Dunia kampung, lebih dari itu, masih memberi kemungkinan bagi mereka untuk
bersosialisasi dengan teman – teman sepermainan. Inilah kesederhanaan dunia
anak – anak kampung di Solomon.
Bagiku menyenangkan berada dalam
kesederhanaan dunia kampung. Sejauh pengalamanku di Solomon, orang – orang
kampung tidak pernah bertanya tentang gelar akademis, karier, atau jabatan
tertentu. Hal yang mengesankanku setiap kali aku bertemu seseorang di Tulagi,
misalnya, adalah pertanyaan: “Yu hao? Yu
olrait?” (Bagaimana keadaanmu? Baik – baikkah?). Mereka tidak bertanya
apakah hari itu aku sukses atau tidak dengan rencana – rencanaku. Tapi, mereka
bertanya tentang keadaanku, gembira atau sedih, sehat atau sakit. Inilah
pertanyaan yang diajukan sebelum terjadi percakapan – percakapan atau
pembicaraan berikutnya. Yang sejauh kupahami, ini bukan pertanyaan sekedar basa
– basi, melainkan lebih dari itu yaitu sebagai tanda perhatian dan
persahabatan. Aku masih ingat, beberapa orang dari beberapa kampung yang
kukunjungi merasa gembira dan bangga karena aku, yang notabene adalah orang
asing, mau duduk dan mengobrol dengan mereka, berbagi ceritera tentang pelbagai
hal. Sesederhana itukah? Ya, memang sesederhana itu. Sebab, dunia kampung
adalah dunia yang penuh dengan kesederhanaan.

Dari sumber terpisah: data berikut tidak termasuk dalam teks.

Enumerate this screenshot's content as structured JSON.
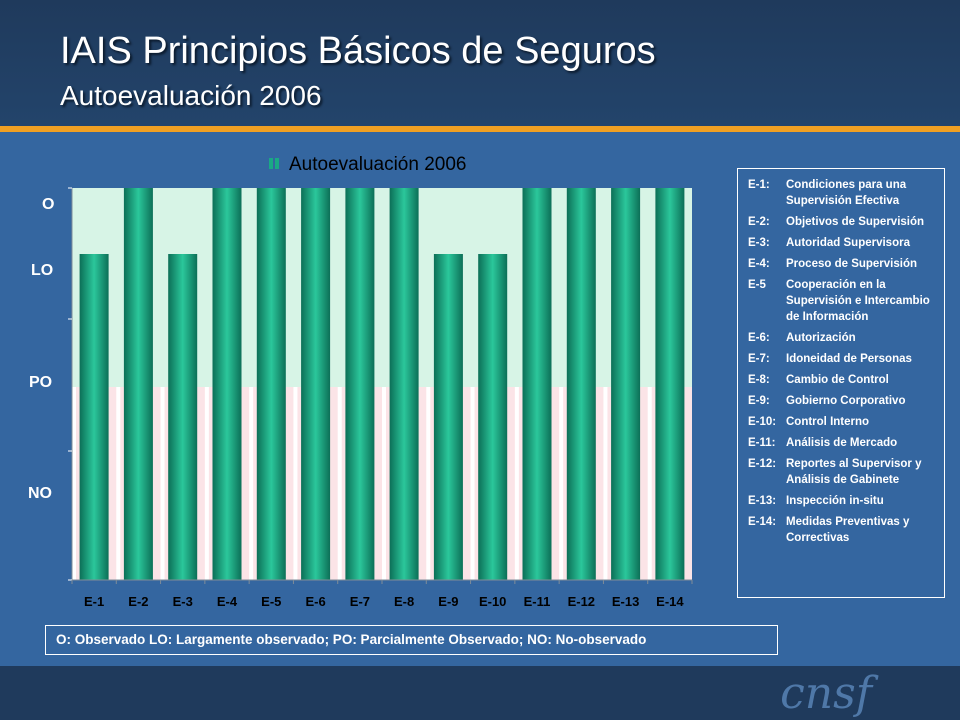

Sesungguhnya, secara fisik, amatlah gampang
melihat kesederhanaan orang kampung di Solomon. Dari cara berpakaian, mereka
tidak pernah berpikir soal penampilan yang bagus. Rata – rata orang kampung di
Solomon memiliki sedikit sekali pakaian yang bagus. Dalam keseharian, mereka
berpakaian seadanya. Bahkan satu baju bisa dipakai beberapa hari untuk kegiatan
apa saja, termasuk untuk tidur. Dari cara hidup, orang kampung amatlah
bersahaja. Di pagi hari, mereka pergi ke ladang. Siang pulang. Lalu bertukang
atau berburu ke hutan. Bagi yang tinggal di tepi pantai, mereka pergi mencari
ikan di laut pada malam hari. Dalam rutinitas hidup yang sederhana semacam itu,
orang kampung masih amat menjunjung tinggi tradisi yang menghormati orang tua
dan sanak saudara laki – laki, yang menghargai kebersamaan dan solidaritas, dan
yang menjaga keutuhan keluarga (di kampung – kampung di Solomon, kasus
perceraian hampir tidak ada). Di kampung – kampung di Solomon, sanak keluarga
biasa saling merawat atau mengadopsi anak – anak sanak famili mereka. Keluarga
yang lebih mampu secara ekonomis otomatis akan membantu sanak keluarga yang
masih miskin sebagai ungkapan rasa solidaritas.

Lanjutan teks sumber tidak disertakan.